ClawHub
Back to skill
v0.1.0

Signet Guardian

ReviewClawScan verdict for this skill. Analyzed May 1, 2026, 5:39 AM.

Analysis

This is a coherent local payment guard, but it ships with a fallback policy that enables limited payments by default, so it deserves careful review before use with real payment tools.

GuidanceBefore using this with real payment-capable skills, explicitly review and set the policy—ideally start with paymentsEnabled=false until you are ready. Verify that any payment skill calls preflight, honors CONFIRM_REQUIRED with real user confirmation, and records successful payments. Protect the OpenClaw config and ledger files, and run the policy editor only with a trusted local editor.

Findings (5)

Artifact-based informational review of SKILL.md, metadata, install specs, static scan signals, and capability signals. ClawScan does not execute the skill or run runtime probes.

Abnormal behavior control

Checks for instructions or behavior that redirect the agent, misuse tools, execute unexpected code, cascade across systems, exploit user trust, or continue outside the intended task.

Tool Misuse and Exploitation
SeverityMediumConfidenceHighStatusConcern
references/policy.json
"paymentsEnabled": true,
  "maxPerTransaction": 20,
  "maxPerMonth": 500,
  "requireConfirmationAbove": 5

This bundled fallback policy is permissive. Because the skill documents falling back to references/policy.json when no OpenClaw config policy is present, a fresh install can allow limited payments instead of starting disabled.

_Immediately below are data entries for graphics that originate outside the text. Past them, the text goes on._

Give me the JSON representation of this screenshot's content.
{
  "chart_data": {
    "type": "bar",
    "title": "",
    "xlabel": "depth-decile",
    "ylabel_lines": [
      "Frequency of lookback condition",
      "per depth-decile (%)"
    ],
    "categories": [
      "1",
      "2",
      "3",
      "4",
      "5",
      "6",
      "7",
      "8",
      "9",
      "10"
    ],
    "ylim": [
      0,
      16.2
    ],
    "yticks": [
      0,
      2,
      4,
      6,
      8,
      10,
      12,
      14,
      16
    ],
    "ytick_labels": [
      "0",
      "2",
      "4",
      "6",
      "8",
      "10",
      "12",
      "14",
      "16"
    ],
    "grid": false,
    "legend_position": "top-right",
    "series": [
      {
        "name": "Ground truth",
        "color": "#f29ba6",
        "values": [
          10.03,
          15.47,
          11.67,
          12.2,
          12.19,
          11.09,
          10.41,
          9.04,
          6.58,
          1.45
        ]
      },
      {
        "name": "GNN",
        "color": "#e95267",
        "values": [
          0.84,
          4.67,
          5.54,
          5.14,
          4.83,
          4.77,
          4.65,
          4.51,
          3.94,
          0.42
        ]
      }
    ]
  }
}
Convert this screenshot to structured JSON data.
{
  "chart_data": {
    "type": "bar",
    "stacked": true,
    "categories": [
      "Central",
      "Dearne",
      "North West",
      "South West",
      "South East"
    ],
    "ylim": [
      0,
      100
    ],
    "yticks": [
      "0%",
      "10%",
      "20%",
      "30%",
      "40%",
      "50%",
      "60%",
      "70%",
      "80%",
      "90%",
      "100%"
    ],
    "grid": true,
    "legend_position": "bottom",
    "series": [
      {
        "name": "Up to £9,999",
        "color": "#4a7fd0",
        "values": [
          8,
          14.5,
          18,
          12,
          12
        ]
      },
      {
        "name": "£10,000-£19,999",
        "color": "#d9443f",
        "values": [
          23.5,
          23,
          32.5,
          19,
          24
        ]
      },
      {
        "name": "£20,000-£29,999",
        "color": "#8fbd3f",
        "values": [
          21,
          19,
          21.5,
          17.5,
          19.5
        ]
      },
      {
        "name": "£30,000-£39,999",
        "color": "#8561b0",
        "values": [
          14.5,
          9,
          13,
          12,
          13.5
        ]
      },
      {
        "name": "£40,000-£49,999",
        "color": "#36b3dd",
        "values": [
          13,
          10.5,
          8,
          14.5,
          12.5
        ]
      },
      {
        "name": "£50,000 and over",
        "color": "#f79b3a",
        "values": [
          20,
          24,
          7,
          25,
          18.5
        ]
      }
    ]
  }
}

User impactIf another payment-capable skill uses this guard, it may receive ALLOW for small payments under the bundled limits before the user has explicitly configured the policy.
RecommendationSet paymentsEnabled to false until the user intentionally configures limits, or ship the fallback policy disabled by default and require an explicit setup step before allowing payments.
Tool Misuse and Exploitation
SeverityMediumConfidenceHighStatusNote
SKILL.md
It does not intercept payments at runtime by itself; payment-capable skills must route through it by contract

The guard only works when other payment skills voluntarily call it and correctly honor its result.

User impactA payment tool that skips preflight, ignores CONFIRM_REQUIRED, or forgets to call record can bypass or weaken the intended protection.
RecommendationUse this only with trusted payment skills that explicitly integrate signet-preflight and signet-record, and verify they parse the JSON result rather than relying only on exit codes.
Unexpected Code Execution
SeverityLowConfidenceHighStatusNote
scripts/signet-cli.ts
const result = spawnSync(editorCmd, [...editorArgs, POLICY_PATH], {

The CLI can execute an external editor command for policy editing.

User impactRunning the edit command will execute whatever editor command is selected, so a malicious or unexpected $EDITOR value could run unwanted local code.
RecommendationOnly run signet-policy --edit with a trusted editor environment, and prefer the wizard or dashboard for users who do not manage shell editor settings.
Permission boundary

Checks whether tool use, credentials, dependencies, identity, account access, or inter-agent boundaries are broader than the stated purpose.

Identity and Privilege Abuse
SeverityLowConfidenceHighStatusNote
scripts/signet-cli.ts
return path.join(process.env.HOME || '', '.openclaw', 'openclaw.json');

The CLI reads OpenClaw's main config as the first source of truth for signet.policy, which is appropriate for dashboard-managed policy but affects agent payment authorization.

User impactAnyone or any process that can change this config can change the payment policy used by the guard.
RecommendationProtect the OpenClaw config file, review signet.policy after installation, and limit write access to trusted users/tools.
Sensitive data protection

Checks for exposed credentials, poisoned memory or context, unclear communication boundaries, or sensitive data that could leave the user's control.

Memory and Context Poisoning
SeverityMediumConfidenceHighStatusNote
SKILL.md
Ledger file: `{baseDir}/references/ledger.jsonl`... Plus: amount, currency, payee, purpose.

The skill persists payment and denial history, including payees and purposes, in a local ledger.

User impactThe local ledger can reveal financial activity or attempted purchases to anyone with access to the skill directory.
RecommendationStore the skill directory securely, avoid putting sensitive details in purpose fields, and periodically review or rotate the ledger if needed.